[ [ [ Nous aussi, on est des humains - Yannis Lehuédé

Occupante de la Bourse du travail, Madame D. vient du Mali. Elle vit en France depuis 2002.

Je suis en France depuis 2002, toujours sans-papiers.

Mon mari est venu avant moi. Ça s’est bien passé.

Mon mari travaillait, il faisait le ménage. J’ai cherché du travail avec une fausse carte. La première année, j’ai trouvé du travail dans le ménage. Puis ça c’est arrêté, maintenant je travaille au noir. Ils ont compris que c’était une fausse carte.
J’ai cherché du travail au noir, je faisais des tresses aussi. J’ai trouvé des ménages dans le bâtiment. Dans les chantiers on nettoie les nouveaux bâtiments. Ils me paient avec un chèque sans nom. Je donne le chèque à quelqu’un qui a des papiers et il le touche pour me remettre l’argent. Au pays j’étais secrétaire-dactylo. Maintenant, j’ai complètement oublié. Je ne pratique pas, j’ai oublié. Et puis j’ai fait une formation avec les touches mécaniques.

C’est le problème des enfants qui nous a fait venir ici. C’est ça qui nous a fait venir. L’enfant ne venait pas… La belle famille ne cherchait pas à comprendre, ils voulaient que mon mari se marie à une deuxième femme. Au pays on serait obligés d’accepter. La pression familiale est très forte. Pour eux la responsable c’est la femme, ils ne cherchent pas à comprendre.

Mon mari est venu en premier, il a fait des visites à l’hôpital, on lui a dit qu’il pouvait faire venir sa femme.
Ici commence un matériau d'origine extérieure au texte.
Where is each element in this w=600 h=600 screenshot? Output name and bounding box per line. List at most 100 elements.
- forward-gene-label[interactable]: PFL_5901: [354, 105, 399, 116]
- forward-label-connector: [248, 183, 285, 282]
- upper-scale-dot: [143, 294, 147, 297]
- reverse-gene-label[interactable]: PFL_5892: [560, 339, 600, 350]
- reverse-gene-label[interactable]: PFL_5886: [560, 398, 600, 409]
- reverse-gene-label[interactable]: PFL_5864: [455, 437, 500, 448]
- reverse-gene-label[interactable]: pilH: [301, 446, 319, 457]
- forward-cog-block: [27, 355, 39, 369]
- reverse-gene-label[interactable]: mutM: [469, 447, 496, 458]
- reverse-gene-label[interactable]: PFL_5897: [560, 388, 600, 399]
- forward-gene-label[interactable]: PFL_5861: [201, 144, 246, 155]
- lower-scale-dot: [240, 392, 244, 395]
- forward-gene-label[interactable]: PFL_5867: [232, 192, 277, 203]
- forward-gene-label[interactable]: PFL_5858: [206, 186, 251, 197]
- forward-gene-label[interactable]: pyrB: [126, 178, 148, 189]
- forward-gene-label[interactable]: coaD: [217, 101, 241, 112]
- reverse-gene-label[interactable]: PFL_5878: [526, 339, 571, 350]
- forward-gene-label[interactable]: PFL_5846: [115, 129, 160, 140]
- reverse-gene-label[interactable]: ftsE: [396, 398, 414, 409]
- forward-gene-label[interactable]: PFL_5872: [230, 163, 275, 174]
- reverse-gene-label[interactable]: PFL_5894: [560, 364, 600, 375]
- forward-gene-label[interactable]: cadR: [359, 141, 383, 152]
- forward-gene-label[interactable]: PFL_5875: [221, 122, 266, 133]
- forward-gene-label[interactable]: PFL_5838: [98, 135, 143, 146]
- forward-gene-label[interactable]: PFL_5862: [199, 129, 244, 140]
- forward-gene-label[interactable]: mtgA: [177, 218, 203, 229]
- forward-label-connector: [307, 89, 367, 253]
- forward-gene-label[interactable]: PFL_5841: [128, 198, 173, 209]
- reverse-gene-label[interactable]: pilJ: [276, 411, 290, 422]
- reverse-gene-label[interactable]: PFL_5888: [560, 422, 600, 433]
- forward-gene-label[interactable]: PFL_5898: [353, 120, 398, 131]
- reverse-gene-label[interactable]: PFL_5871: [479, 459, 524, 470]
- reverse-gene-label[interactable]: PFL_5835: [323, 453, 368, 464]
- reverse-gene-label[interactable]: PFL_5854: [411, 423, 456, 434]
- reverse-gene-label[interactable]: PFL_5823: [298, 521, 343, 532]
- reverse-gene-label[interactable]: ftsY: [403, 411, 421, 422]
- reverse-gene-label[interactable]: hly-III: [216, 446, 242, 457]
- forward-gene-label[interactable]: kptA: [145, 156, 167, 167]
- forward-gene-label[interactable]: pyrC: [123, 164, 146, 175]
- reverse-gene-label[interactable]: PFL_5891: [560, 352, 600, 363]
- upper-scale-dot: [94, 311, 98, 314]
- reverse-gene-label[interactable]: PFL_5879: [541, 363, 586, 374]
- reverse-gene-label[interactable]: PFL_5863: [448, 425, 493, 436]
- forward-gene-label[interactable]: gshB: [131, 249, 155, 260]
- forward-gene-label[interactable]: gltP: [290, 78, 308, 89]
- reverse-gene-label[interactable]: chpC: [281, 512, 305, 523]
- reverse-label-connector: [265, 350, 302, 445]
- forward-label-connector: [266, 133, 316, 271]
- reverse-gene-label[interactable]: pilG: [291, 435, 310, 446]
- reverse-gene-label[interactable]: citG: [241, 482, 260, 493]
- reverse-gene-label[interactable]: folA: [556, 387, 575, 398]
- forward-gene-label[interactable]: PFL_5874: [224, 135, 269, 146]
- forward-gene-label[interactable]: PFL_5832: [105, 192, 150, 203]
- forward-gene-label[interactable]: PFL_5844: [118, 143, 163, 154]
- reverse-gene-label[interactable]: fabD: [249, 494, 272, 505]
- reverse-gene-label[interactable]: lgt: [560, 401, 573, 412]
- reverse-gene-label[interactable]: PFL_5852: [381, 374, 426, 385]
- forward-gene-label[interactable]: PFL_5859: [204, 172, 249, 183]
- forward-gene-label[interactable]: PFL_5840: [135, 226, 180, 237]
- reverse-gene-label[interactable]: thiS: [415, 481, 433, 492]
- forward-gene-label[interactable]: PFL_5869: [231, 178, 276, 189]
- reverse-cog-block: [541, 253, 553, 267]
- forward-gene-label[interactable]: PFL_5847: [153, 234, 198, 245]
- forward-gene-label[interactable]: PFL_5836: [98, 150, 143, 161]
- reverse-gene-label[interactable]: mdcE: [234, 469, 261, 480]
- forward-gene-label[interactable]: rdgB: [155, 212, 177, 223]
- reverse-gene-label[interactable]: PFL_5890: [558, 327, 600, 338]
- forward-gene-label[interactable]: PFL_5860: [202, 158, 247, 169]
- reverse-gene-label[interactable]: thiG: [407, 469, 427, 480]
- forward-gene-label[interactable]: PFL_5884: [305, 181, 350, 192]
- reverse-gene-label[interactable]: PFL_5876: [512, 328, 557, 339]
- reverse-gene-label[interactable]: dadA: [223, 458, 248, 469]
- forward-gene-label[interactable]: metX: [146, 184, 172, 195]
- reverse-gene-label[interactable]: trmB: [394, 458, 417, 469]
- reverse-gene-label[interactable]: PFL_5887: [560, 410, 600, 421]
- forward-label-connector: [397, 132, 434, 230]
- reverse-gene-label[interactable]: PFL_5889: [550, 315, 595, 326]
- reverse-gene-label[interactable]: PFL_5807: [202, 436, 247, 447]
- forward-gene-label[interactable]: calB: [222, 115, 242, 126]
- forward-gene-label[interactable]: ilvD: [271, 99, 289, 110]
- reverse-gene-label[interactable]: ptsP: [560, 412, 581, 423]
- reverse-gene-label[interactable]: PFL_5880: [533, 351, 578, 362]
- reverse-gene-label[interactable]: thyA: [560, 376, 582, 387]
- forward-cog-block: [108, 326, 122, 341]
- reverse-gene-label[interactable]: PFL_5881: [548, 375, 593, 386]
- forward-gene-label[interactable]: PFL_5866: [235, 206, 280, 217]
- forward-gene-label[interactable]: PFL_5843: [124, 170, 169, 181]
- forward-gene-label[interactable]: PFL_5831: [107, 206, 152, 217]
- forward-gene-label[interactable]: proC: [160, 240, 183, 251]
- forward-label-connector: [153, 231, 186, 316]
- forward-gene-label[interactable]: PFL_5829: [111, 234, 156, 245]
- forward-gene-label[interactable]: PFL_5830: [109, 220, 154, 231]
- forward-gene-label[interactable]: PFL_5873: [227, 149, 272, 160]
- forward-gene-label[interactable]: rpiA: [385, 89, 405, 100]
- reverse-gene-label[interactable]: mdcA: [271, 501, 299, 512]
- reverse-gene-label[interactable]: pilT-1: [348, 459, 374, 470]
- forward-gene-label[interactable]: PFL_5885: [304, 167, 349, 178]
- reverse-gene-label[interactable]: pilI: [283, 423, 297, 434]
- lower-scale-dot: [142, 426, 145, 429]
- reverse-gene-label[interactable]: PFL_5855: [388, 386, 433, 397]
Il faisait du commerce. Ca n’a pas marché, jusqu’à présent, on est dans la même situation. Je ne m’attendais pas à rester 7 ans sans avoir d’enfant.

C’est pas bien expliqué. Quand on est au Mali, on ne peut pas imaginer la souffrance du sans-papiers ici. Si j’avais eu un enfant, on serait retournés. Si on a un enfant, on repartira. Comme ça n’a pas marché, on est obligés de trouver de papiers pour pouvoir vivre.

J’avais une connaissance dans une association de sans-papiers, elle m’a donné l’adresse. On s’est inscrits au collectif du 19e et on est venus faire l’occupation.

Je voudrais dire aux Français que nous aussi, on est des humains, on a une vie, vivre en cachette, ce n’est pas une vie. Il faut qu’ils nous donnent la carte de séjour, qu’on puisse vivre.

Les gens avec qui je travaille ont 1000 euros et plus de salaire, et moi quand je travaille le plus, j’ai 800 euros, parfois je suis payée 300 , 400 euros. Je n’ai pas droit aux congés payés, aux vacances. L’heure n’est jamais payée au prix normal.

Par exemple si je travaille 8h, je repars avec 38 ou 40 euros.

Nos arrières grands parents ils venaient travailler ici, mais il n’y avait pas de problème de papiers, ils pouvaient aller et venir simplement.

Le plus difficile, c’est qu’on ne peut pas trouver de boulot. Si tu trouves tu es exploité à 200 %.

Tu ne vis pas comme une personne normale. Tu n’as pas le droit au repos, tu travailles comme un animal. Si tu es malade, tu dois te lever.

Pour aller au travail si tu vois des flics tu as peur. Tu as peur qu’on te demande ta carte.

La société française ne veut pas de nous. Mais ils ont besoin de nous. Se lever à 4 heures pour le premier train. Dans le premier train, le deuxième, c’est des immigrés. Nous, ce qu’on trouve, on le prend. Pour survivre. Pour aider nos parents en Afrique.

Quand tu rentres dans les chantiers, c’est que des hommes.

3h30, ils te paient pas. On te paie trois heures... J’ai réclamé, réclamé, j’ai eu 36 euros. J’ai travaillé trois semaines. J’ai dû payer le transport. J’ai dit je ne viens pas à pieds !

Ils profitent toujours des Africains. Même les patrons africains, c’est des durs. Chacun cherche son intérêt. Ceux qui n’ont pas de papiers exploitent ceux qui n’en ont pas.

La personne qui t’a passé la carte tu peux lui courir après, elle ne veut pas te donner l’argent. Elle te donne la moitié.

On envoie un peu. Même 50 euros, c’est beaucoup là-bas.

Les autorités françaises savent bien qu’on n’est pas des bandits. Qu’ils nous donnent notre carte de séjour, qu’on puisse vivre dans la dignité. Même quand tu as un parent mort en Afrique, tu ne peux pas aller faire tes condoléances. Tu es comme un prisonnier.

Au Mali, je faisais de l’athlétisme. On a peur de tout. Partout où on se présente on demande les papiers. J’aimerais bien prendre des cours pour progresser.
Mais on est là, enfermés, on ne peut rien faire.